Prediction #4 from:
My Takeaways From AI 2027 - by Scott Alexander
A big problem with this market is that the premise it's based on—that there is an "at least one year gap" between frontier proprietary and open models—is demonstrably untrue and has not been true throughout most of 2024 and all of 2025. I'd argue even as early as mid-2023 this was already untrue.
Llama 2 70B (Jul '23) was roughly on par with GPT-3.5 (Nov '22); the benchmarks used at the time weren't great but it was firmly in the same league. Llama 3.1 405B (Jul '24) was fully on par with early GPT-4 Turbo (Nov '23) at least, and certainly ahead of the vanilla GPT-4 releases. That's a gap of ~8 months sustained over a year. DeepSeek R1 (Jan '25; feels forever ago but hasn't even been a year!) was miles ahead of any model released prior to September 2024, that's a gap of ~4.5 months, the smallest it's ever been. Even if we squint our brain really hard and argue that the likes of GLM-4.7, DS v3.2 Finale, MiniMax M2.1, Ernie 5.0, and Kimi K2 are still roughly on the level of o3-high (Apr '25) or early Gemini 2.5 Pro (Mar '25) and not in any way ahead of them (also untrue but let's entertain the thought), we're talking an overall capability gap of at most 7–8 months. Since mid-2023, we've never seen the gap grow bigger than 8 months.
All of this tracks both across objective capability indexes like AAII and subjective communal preference aggregators like LM Arena. So even if we consider R1 to be a sole blip of relative capability spurt, the real gap has never actually exceeded a year and nothing indicates it growing bigger. If anything, we see more and more Chinese players catch up and fit within that 8 month gap despite being severely constrained by available compute; otherwise we'd see it shrink to like 1–3 months in no time.

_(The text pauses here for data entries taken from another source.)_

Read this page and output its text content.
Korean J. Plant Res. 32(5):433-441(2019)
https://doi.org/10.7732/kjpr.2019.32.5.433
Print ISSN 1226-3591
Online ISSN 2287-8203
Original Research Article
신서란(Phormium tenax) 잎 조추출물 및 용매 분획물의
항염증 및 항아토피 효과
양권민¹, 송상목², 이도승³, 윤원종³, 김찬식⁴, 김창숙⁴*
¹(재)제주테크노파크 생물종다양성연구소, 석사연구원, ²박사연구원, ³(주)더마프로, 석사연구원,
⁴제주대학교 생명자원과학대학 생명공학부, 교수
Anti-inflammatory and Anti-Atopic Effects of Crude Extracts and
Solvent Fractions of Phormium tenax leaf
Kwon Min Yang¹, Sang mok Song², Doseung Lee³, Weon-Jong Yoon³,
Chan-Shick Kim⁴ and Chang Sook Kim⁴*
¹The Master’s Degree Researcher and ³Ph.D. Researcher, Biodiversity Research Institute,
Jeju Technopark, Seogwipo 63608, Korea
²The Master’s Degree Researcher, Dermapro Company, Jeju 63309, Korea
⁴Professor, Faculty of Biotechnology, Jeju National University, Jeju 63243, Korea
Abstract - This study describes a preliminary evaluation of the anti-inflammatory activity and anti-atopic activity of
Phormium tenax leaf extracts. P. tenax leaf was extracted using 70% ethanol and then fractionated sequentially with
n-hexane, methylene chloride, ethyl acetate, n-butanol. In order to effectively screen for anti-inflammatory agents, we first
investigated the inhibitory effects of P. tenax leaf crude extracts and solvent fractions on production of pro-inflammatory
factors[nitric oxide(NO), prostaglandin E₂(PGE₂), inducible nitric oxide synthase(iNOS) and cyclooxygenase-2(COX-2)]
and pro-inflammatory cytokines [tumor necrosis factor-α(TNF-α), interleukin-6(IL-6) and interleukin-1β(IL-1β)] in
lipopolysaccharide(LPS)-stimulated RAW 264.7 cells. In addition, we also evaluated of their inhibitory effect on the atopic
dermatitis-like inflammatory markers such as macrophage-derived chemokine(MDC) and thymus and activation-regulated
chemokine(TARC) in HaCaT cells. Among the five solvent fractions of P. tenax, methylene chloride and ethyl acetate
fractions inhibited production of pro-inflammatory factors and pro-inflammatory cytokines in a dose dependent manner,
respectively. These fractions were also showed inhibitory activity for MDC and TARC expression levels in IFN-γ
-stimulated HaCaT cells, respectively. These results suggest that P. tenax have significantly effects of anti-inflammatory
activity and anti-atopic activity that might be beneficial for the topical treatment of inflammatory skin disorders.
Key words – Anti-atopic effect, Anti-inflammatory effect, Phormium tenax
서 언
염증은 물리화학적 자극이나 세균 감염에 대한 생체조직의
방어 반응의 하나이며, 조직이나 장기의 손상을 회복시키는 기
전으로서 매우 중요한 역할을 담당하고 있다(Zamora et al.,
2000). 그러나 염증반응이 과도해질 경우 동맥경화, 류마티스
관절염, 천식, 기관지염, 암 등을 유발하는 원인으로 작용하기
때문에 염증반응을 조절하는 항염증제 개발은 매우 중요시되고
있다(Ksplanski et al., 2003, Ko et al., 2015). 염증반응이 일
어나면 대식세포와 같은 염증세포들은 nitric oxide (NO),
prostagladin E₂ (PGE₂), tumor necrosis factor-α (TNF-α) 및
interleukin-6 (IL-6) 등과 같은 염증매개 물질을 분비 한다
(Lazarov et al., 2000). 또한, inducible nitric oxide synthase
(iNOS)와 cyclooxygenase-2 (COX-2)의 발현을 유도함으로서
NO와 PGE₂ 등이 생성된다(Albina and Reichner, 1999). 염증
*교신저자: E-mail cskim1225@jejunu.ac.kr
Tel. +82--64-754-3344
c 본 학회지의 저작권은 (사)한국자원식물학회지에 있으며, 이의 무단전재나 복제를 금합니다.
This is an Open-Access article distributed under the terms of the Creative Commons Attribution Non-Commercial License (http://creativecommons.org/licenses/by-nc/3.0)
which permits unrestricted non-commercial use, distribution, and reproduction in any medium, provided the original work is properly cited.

So I really don't know what Scott Alexander's numbers are based on (surely not anything demonstrable, otherwise we'd clearly see it) but it's gonna be hard to resolve this based on that alone unless we just go with whatever Scott himself thinks is the case. But as it stands, it's simply unfalsifiable. (This is not a criticism of the arguments in the post itself, just this particular premise it—and hence this market—goes with.)